28 January 2020, 11:03
2 for's and 3 if's did the trick for me.
Usman Full Stack Developer at QA
5 July 2021, 10:06
interesting, i used three fors and one if/else First for to fill in the array, Second to get the even sum value, Third to get the odd sum value, Lastly do a simple if/else.
Justin Smith
Level 8 , United States
13 November 2019, 06:25
The requirements should state the value of the odd/even index, not the odd/even element. "The program should display "Odd-numbered houses have more residents." if the sum of odd array elements is greater than the sum of even ones." It could be confused for figuring out if the element itself is even or odd, which isn't what the task is looking for.
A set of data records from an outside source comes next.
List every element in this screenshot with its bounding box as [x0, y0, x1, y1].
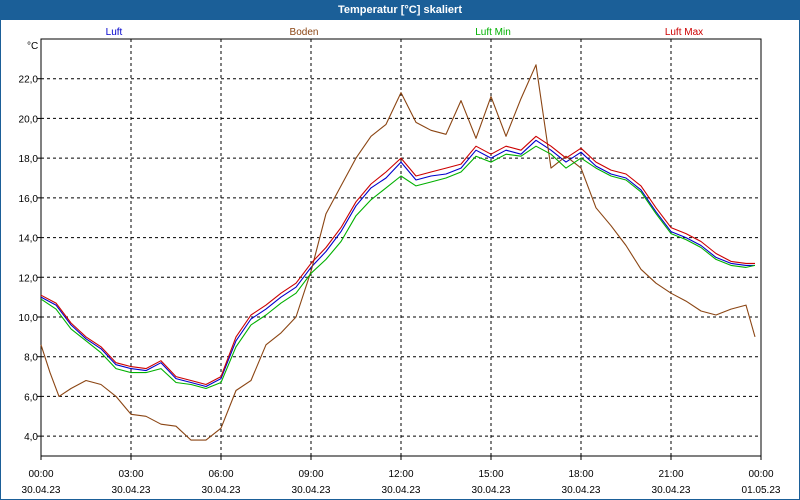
- x-tick-date: 30.04.23: [652, 485, 691, 496]
- y-tick-label: 16,0: [19, 194, 39, 205]
- y-tick-label: 18,0: [19, 154, 39, 165]
- x-tick-date: 30.04.23: [202, 485, 241, 496]
- y-tick-label: 6,0: [24, 392, 38, 403]
- y-axis-label: °C: [27, 41, 38, 52]
- x-tick-date: 30.04.23: [472, 485, 511, 496]
- y-tick-label: 4,0: [24, 432, 38, 443]
- series-lines: [40, 64, 756, 441]
- series-line-luft-max: [40, 135, 755, 386]
- x-tick-time: 15:00: [478, 469, 503, 480]
- y-tick-label: 20,0: [19, 114, 39, 125]
- y-tick-label: 10,0: [19, 313, 39, 324]
- chart-window: Temperatur [°C] skaliert 00:00 30.04.23 03…: [0, 0, 800, 500]
- legend: Luft Boden Luft Min Luft Max: [106, 27, 704, 38]
- series-line-luft: [40, 139, 755, 388]
- tick-labels: 00:00 30.04.23 03:00 30.04.23 06:00 30.04.23 0…: [19, 75, 781, 496]
- y-tick-label: 8,0: [24, 353, 38, 364]
- x-tick-time: 03:00: [118, 469, 143, 480]
- x-tick-date: 30.04.23: [22, 485, 61, 496]
- y-tick-label: 12,0: [19, 273, 39, 284]
- x-tick-date: 30.04.23: [382, 485, 421, 496]
- x-tick-time: 09:00: [298, 469, 323, 480]
- legend-entry-luft: Luft: [106, 27, 123, 38]
- x-tick-date: 30.04.23: [292, 485, 331, 496]
- temperature-chart: 00:00 30.04.23 03:00 30.04.23 06:00 30.04.23 0…: [19, 27, 781, 496]
- x-tick-date: 30.04.23: [562, 485, 601, 496]
- y-tick-label: 22,0: [19, 75, 39, 86]
- legend-entry-luft-min: Luft Min: [475, 27, 511, 38]
- legend-entry-luft-max: Luft Max: [665, 27, 703, 38]
- x-tick-time: 12:00: [388, 469, 413, 480]
- x-tick-time: 06:00: [208, 469, 233, 480]
- x-tick-date: 01.05.23: [742, 485, 781, 496]
- x-tick-time: 00:00: [748, 469, 773, 480]
- x-tick-time: 00:00: [28, 469, 53, 480]
- series-line-boden: [40, 64, 756, 441]
- y-tick-label: 14,0: [19, 234, 39, 245]
- series-line-luft-min: [40, 145, 756, 390]
- legend-entry-boden: Boden: [290, 27, 319, 38]
- grid-lines: [41, 39, 761, 456]
- x-tick-time: 21:00: [658, 469, 683, 480]
- x-tick-time: 18:00: [568, 469, 593, 480]
- x-tick-date: 30.04.23: [112, 485, 151, 496]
Level 37 , Tampa, United States
25 August 2021, 18:26
It says "the sum of"... it doesn't say if the element itself is even/odd
Tommy Guinness
Level 15 , Newcastle West, Ireland
10 October 2019, 21:59
/* Comment has been deleted */
Roman
Level 41
11 October 2019, 06:31
Posting the solution in the comments is prohibited.
Tommy Guinness
Level 15 , Newcastle West, Ireland
10 October 2019, 21:45
Getting correct output, still shows not working. What wrong?
Roman
Level 41
11 October 2019, 06:31
If you need help, something isn't right in your code, the server won't accept your solution (even if you are 100% sure that it is correct). Describe your question/issue in the HELP section at codegym.cc/help.
Goff
Level 8 , Berlin, Germany
10 October 2019, 02:47
Just a tip: you may read input in pairs, even house - odd house.